Dalam penggalan Tokyo Ueno
Station karya Yu Miri, yang direncanakan terbit pada 2019 oleh Tilted Axis
Press, seorang pria gelandangan mengingat kegagalan sebagai orang tua.
Terdengar suara itu lagi.
Suara itu—
Aku mendengarnya.
Namun aku tidak apakah suara itu ada di telingaku atau
benakku.
Aku tidak tahu apakah suara itu berasal dari dalam diriku
atau dari luar.
Aku tidak tahu kapan suara itu datang, atau siapa pemilik
suara itu.
Apakah itu penting?
Apakah dulu itu penting?
***
Dulu aku sering berpikir hidup itu seperti buku: kau membalik
halaman pertama, lalu ada halaman selanjutnya. Ketika kau terus membalik
halaman demi halaman, pada akhirnya kau mencapai halaman terakhir. Tetapi hidup
itu tidak seperti cerita dalam buku. Mungkin saja ada kata-kata, dan
halaman-halamannya bernomor, tetapi tidak ada plot. Mungkin saja ada penutup,
namun tidak ada ujung.
Terabaikan—
Seperti sebatang pohon bergurat di tanah kosong tempat sebuah
rumah lapuk telah dirobohkan.
Seperti air di vas yang dari dalamnya bunga layu telah
dikeluarkan.
Terabaikan.
Namun
apa gerangan yang tersisa dari diriku di sini?
Rasa letih.
Dulu
aku selalu letih.
Tidak pernah aku tidak letih.
Tidak ketika kehidupan mencengkeramkan cakarnya padaku,
ataupun ketika aku melarikan diri dari dia.
Tidak
ada niatku untuk hidup, aku sekadar hidup.
Namun
kini itu telah berakhir.
***
Aku
mengamati dengan perlahan, seperti biasanya.
Bukan
pemandangan yang sama namun serupa.
Dalam
pemandangan yang suram ini, ada luka.
Dalam saat yang terasa karib ini, ada momen-momen kesakitan.
Aku
melihat lebih dekat.
Ada
banyak orang.
Tiap-tiapnya
berbeda.
Tiap-tiapnya dengan pikiran yang berbeda, wajah, tubuh, serta
hati yang berbeda.
Tentu
saja aku mengetahui itu.
Namun dilihat dari kejauhan, mereka semua tampak sama, atau
serupa.
Tiap-tiap wajah terlihat tak lebih daripada kolam air kecil.

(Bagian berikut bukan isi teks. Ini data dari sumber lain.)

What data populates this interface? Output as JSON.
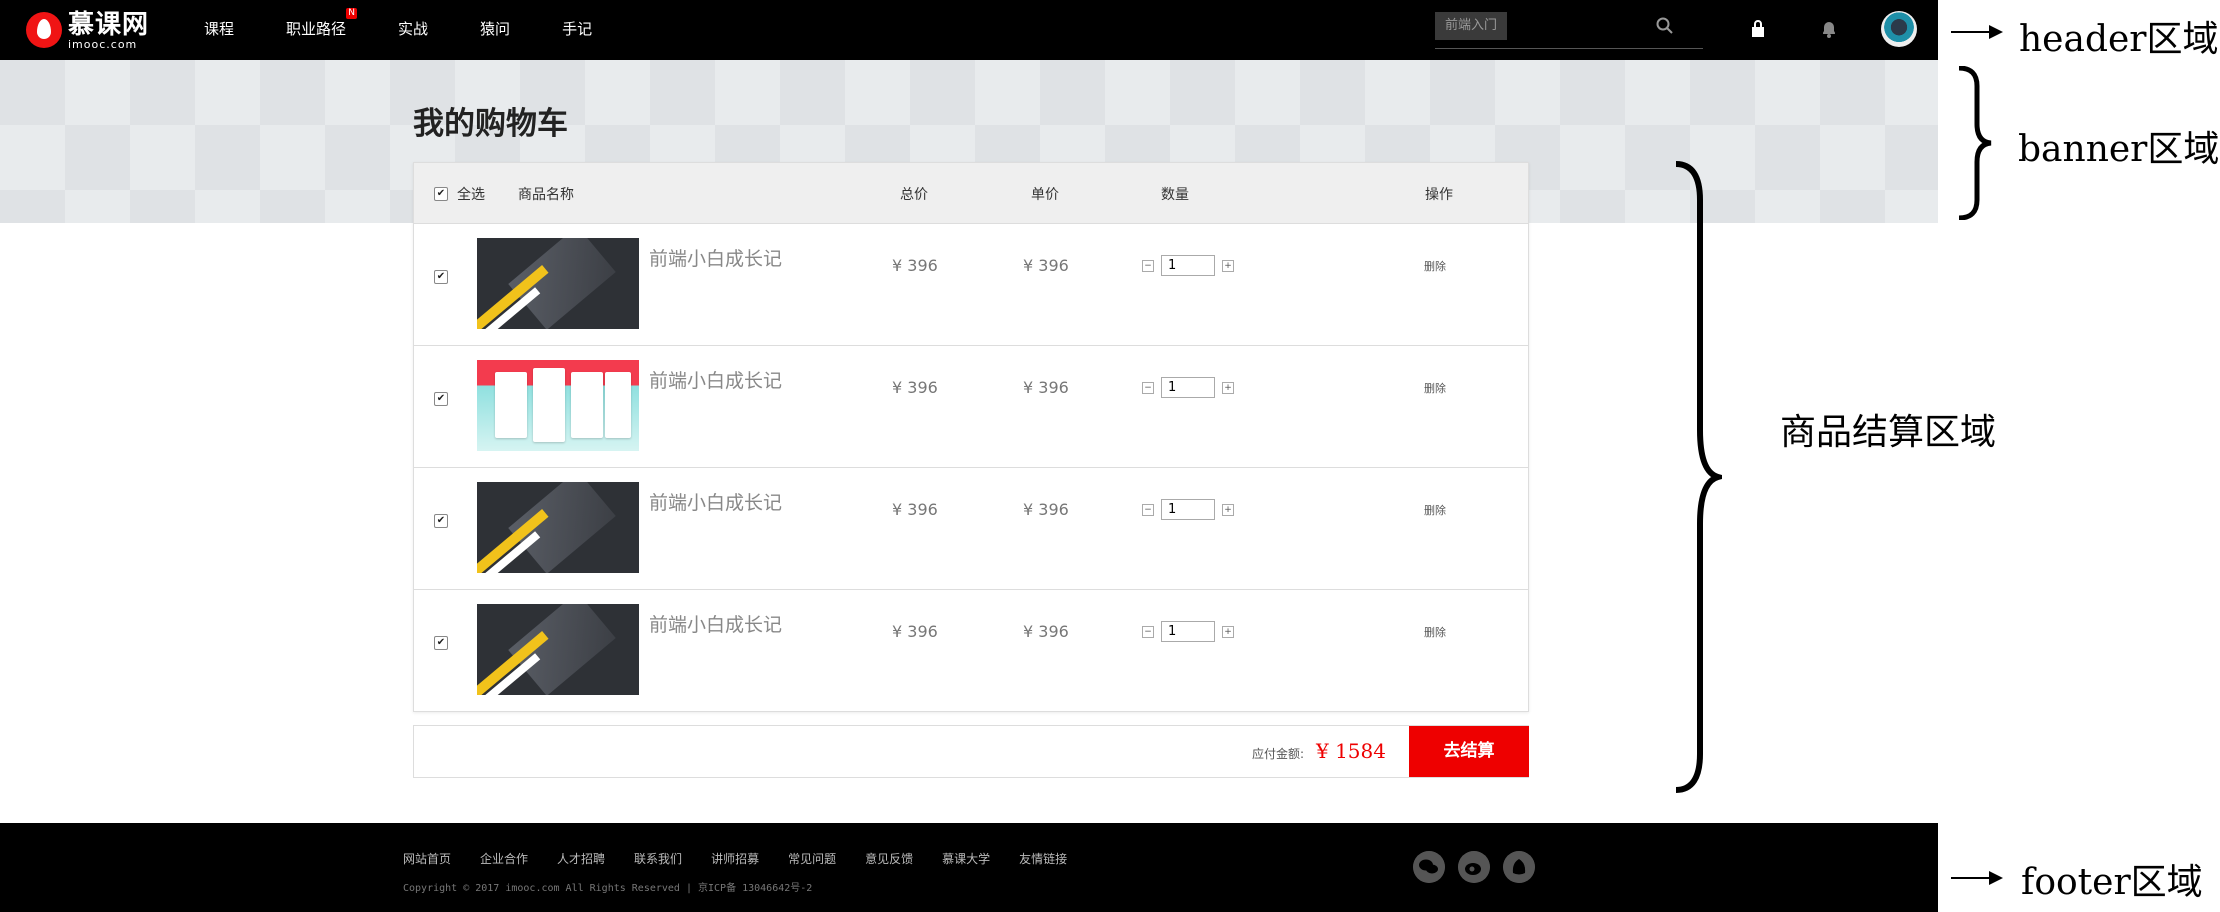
{
  "header": {
    "logo_cn": "慕课网",
    "logo_en": "imooc.com",
    "nav": [
      {
        "label": "课程"
      },
      {
        "label": "职业路径",
        "badge": "N"
      },
      {
        "label": "实战"
      },
      {
        "label": "猿问"
      },
      {
        "label": "手记"
      }
    ],
    "search_tag": "前端入门"
  },
  "banner": {
    "title": "我的购物车"
  },
  "cart": {
    "headers": {
      "select_all": "全选",
      "name": "商品名称",
      "total": "总价",
      "unit": "单价",
      "qty": "数量",
      "action": "操作"
    },
    "items": [
      {
        "name": "前端小白成长记",
        "total": "¥ 396",
        "unit": "¥ 396",
        "qty": "1",
        "delete": "删除",
        "thumb": "dark"
      },
      {
        "name": "前端小白成长记",
        "total": "¥ 396",
        "unit": "¥ 396",
        "qty": "1",
        "delete": "删除",
        "thumb": "red"
      },
      {
        "name": "前端小白成长记",
        "total": "¥ 396",
        "unit": "¥ 396",
        "qty": "1",
        "delete": "删除",
        "thumb": "dark"
      },
      {
        "name": "前端小白成长记",
        "total": "¥ 396",
        "unit": "¥ 396",
        "qty": "1",
        "delete": "删除",
        "thumb": "dark"
      }
    ],
    "qty_minus": "−",
    "qty_plus": "+",
    "check_mark": "✔"
  },
  "checkout": {
    "label": "应付金额:",
    "amount": "¥ 1584",
    "button": "去结算"
  },
  "footer": {
    "links": [
      "网站首页",
      "企业合作",
      "人才招聘",
      "联系我们",
      "讲师招募",
      "常见问题",
      "意见反馈",
      "慕课大学",
      "友情链接"
    ],
    "copyright": "Copyright © 2017 imooc.com All Rights Reserved | 京ICP备 13046642号-2"
  },
  "annotations": {
    "header": "header区域",
    "banner": "banner区域",
    "goods": "商品结算区域",
    "footer": "footer区域"
  },
  "colors": {
    "accent": "#ee0000",
    "header_bg": "#000000",
    "banner_bg": "#dfe2e5"
  }
}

Aku melihat dengan mata kepalaku sendiri pada hari ketika aku
pertama kali menjejakkan kaki di platform Stasiun Ueno, dalam gerombolan orang
yang menunggu tibanya kereta Jurusan Yamanote.
Dulu aku sering menatap penampakanku yang terpantul di
cermin, kaca jendela, serta foto, dan aku merasa tidak percaya diri. Aku tidak
merasa diriku ini luar biasa jelek, namun penampakanku ini bukan tipe yang
memancing tatapan orang.
Sikapku yang tertutup dan tidak cakap lebih parah daripada
penampakanku, namun yang paling tak tertahankan ialah kesialanku.
Aku
orang yang sial.
Kini kudengar suara itu lagi. Hanya suara itu, bagaikan
aliran darah—seperti arus yang deras—pada waktu itu, yang kudengar hanya suara
itu, berkeliaran di dalam tengkorakku, seolah-olah ada sarang lebah di dalam
kepalaku dan ratusan lebah tengah berusaha untuk terbang keluar semuanya
sekaligus, bunyinya mendengung, membakar, dan menyakitkan, aku tidak sanggup
memikirkan apa pun lagi, kelopak mataku berkedut dan bergetar seakan-akan
dihantam air hujan, aku mengepalkan tinju, semua otot dalam tubuhku menegang—
Suara
itu mencabik-cabikku, namun tak mau padam.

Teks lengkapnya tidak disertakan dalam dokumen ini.